En outre, l’exemption offerte pour certains pesticides qui agissent pour affecter le système endocrinien de leurs « cibles » (un insecte désigné) mais pas celui d’autres « vertébrés », dont les humains, fait enrager les opposants à ces nouveaux critères.

La France, longtemps critique, a finalement voté en faveur du texte amendé (comme 20 autres Etats membres), arguant d’un texte améliorée par rapport au premier projet car concernant les perturbateurs endocriniens « présumés », et non plus seulement avérés.

« On a gagné une bataille mais pas la guerre », a expliqué le ministre français de la Transition écologique Nicolas Hulot à l’AFP, regrettant en particulier de ne pas avoir pu faire supprimer l’exemption pour les pesticides conçus comme des perturbateurs endocriniens.

La France se réserve le droit d’interdire unilatéralement certaines substances sur son territoire, comme la législation européenne le lui permet.

La Suède, qui comme le Danemark a voté contre, a estimé que les critères retenus « ne sont pas en ligne avec les réglementations de base et les niveaux élevés de protection auxquels ils se réfèrent ». Stockholm promet aussi de continuer à argumenter pour amender encore le texte.

La déception d’Inter Environnement Wallonie

Valérie Xhonneux, d’Inter Environnement Wallonie se montre plutôt pessimiste face à cette décision. Elle s’est exprimée au micro de la RTBF: « Nous sommes assez déçus par cet accord. Pour nous, il ne permettra pas d’assurer un niveau élevé de protection de la santé humaine et de l’environnement. Les exigences de niveau de preuve qui sont fixés par la Commission européenne sont excessivement élevés ce qui va rendre la tâche d’identification des perturbateurs endocriniens très difficile ; ça va prendre du temps pour les identifier, ce qui n’est pas positif.« 

Elle ajoute: « Et en plus, il y a une possibilité d’exemption, qui pourrait revenir sur la table, qui prévoit que les pesticides qui sont conçus pour agir sur le système hormonal des insectes ne se verraient pas interdire et, donc, les similitudes qu’il pourrait y avoir dans le système hormonal des invertébrés et celui des mammifères et notamment des êtres humains ne seraient pas couvertes non plus. Donc, on a quand même des insatisfactions majeures par rapport à l’accord conclu aujourd’hui.« 

De son côté, Phytofar, l’association belge de l’industrie des produits de protection des plantes s’est dit déçue, par voie de communiqué, par le vote des États membres de l’UE sur les critères de définition des perturbateurs endocriniens.

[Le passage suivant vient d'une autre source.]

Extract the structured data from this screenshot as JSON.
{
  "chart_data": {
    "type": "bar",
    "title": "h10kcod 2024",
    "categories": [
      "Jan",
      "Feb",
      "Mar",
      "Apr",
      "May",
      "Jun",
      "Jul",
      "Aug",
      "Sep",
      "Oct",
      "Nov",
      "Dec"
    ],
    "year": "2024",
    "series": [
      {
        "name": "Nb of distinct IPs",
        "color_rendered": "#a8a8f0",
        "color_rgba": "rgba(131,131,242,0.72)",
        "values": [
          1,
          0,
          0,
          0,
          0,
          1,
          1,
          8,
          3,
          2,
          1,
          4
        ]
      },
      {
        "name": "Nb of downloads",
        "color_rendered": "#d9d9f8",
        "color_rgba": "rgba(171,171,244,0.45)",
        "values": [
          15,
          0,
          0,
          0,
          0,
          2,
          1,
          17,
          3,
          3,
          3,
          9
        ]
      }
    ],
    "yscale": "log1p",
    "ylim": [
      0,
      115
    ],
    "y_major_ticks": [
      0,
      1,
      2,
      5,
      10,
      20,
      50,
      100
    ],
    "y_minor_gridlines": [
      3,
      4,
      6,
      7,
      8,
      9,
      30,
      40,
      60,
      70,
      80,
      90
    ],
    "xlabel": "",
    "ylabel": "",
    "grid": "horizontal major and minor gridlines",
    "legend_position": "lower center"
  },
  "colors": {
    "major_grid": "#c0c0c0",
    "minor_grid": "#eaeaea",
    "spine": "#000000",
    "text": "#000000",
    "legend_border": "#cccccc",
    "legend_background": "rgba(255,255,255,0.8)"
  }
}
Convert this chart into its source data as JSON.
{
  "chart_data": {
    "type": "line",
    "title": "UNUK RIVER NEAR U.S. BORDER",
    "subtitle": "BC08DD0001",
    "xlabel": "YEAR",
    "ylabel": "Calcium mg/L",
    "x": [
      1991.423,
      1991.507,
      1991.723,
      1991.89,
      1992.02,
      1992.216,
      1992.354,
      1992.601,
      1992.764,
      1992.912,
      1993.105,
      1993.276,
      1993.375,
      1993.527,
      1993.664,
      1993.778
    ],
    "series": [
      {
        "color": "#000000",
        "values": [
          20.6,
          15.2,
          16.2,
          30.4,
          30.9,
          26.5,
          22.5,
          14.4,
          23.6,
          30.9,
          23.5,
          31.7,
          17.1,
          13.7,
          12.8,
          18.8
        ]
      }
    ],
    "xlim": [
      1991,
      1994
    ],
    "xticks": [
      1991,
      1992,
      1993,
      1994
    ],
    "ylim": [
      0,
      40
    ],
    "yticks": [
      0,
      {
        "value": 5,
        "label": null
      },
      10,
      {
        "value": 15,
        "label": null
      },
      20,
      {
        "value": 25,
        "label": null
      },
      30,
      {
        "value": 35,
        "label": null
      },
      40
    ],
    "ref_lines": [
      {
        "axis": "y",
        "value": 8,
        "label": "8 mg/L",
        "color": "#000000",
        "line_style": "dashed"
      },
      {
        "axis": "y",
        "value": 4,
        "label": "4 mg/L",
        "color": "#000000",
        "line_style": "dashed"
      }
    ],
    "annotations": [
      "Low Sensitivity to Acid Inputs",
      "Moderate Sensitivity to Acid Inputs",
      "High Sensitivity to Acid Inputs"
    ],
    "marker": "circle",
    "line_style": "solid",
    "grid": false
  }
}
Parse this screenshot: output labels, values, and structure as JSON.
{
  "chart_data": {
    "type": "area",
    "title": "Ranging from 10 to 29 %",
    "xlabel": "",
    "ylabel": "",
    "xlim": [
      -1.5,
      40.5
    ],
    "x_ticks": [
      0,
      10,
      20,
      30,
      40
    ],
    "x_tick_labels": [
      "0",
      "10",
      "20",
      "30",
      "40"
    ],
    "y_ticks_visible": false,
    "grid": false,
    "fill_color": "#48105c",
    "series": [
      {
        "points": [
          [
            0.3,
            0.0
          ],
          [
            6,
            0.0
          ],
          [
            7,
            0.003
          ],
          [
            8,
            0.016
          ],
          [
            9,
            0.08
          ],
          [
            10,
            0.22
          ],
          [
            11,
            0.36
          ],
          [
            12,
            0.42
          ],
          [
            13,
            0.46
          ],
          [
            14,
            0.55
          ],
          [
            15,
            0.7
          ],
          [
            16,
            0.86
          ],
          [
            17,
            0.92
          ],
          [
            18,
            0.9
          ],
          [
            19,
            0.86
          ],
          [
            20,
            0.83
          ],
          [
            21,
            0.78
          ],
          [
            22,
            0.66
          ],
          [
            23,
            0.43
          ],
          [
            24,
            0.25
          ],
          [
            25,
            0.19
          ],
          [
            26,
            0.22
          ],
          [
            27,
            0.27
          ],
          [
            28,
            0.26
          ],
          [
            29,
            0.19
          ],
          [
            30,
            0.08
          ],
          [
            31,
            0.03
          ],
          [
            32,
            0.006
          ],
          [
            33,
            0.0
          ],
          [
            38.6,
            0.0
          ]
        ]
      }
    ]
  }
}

L’association estime que « la définition, telle qu’adoptée, ne prend pas suffisamment en compte certaines informations scientifiques cruciales et ignore le concept d’évaluation des risques. »

Phytofar se déclare en faveur d’une réglementation des perturbateurs endocriniens et soutient l’usage de la définition de l’Organisation mondiale de la santé (OMS). L’association regrette toutefois que la Commission n’ait pas saisi l’opportunité de développer un ensemble de critères faisant réellement la distinction entre des substances perturbatrices endocriniennes ayant des effets négatifs avérés sur la santé, et toutes les nombreuses substances sans effets néfastes.

Phytofar ajoute avoir espéré que la Commission et les États membres prendraient toutes les informations scientifiques disponibles et pertinentes en compte afin de déterminer des effets perturbateurs endocriniens potentiels : la puissance des effets de chaque substance, mais aussi l’exposition à ceux-ci, la gravité et la réversibilité de ces effets sur la santé.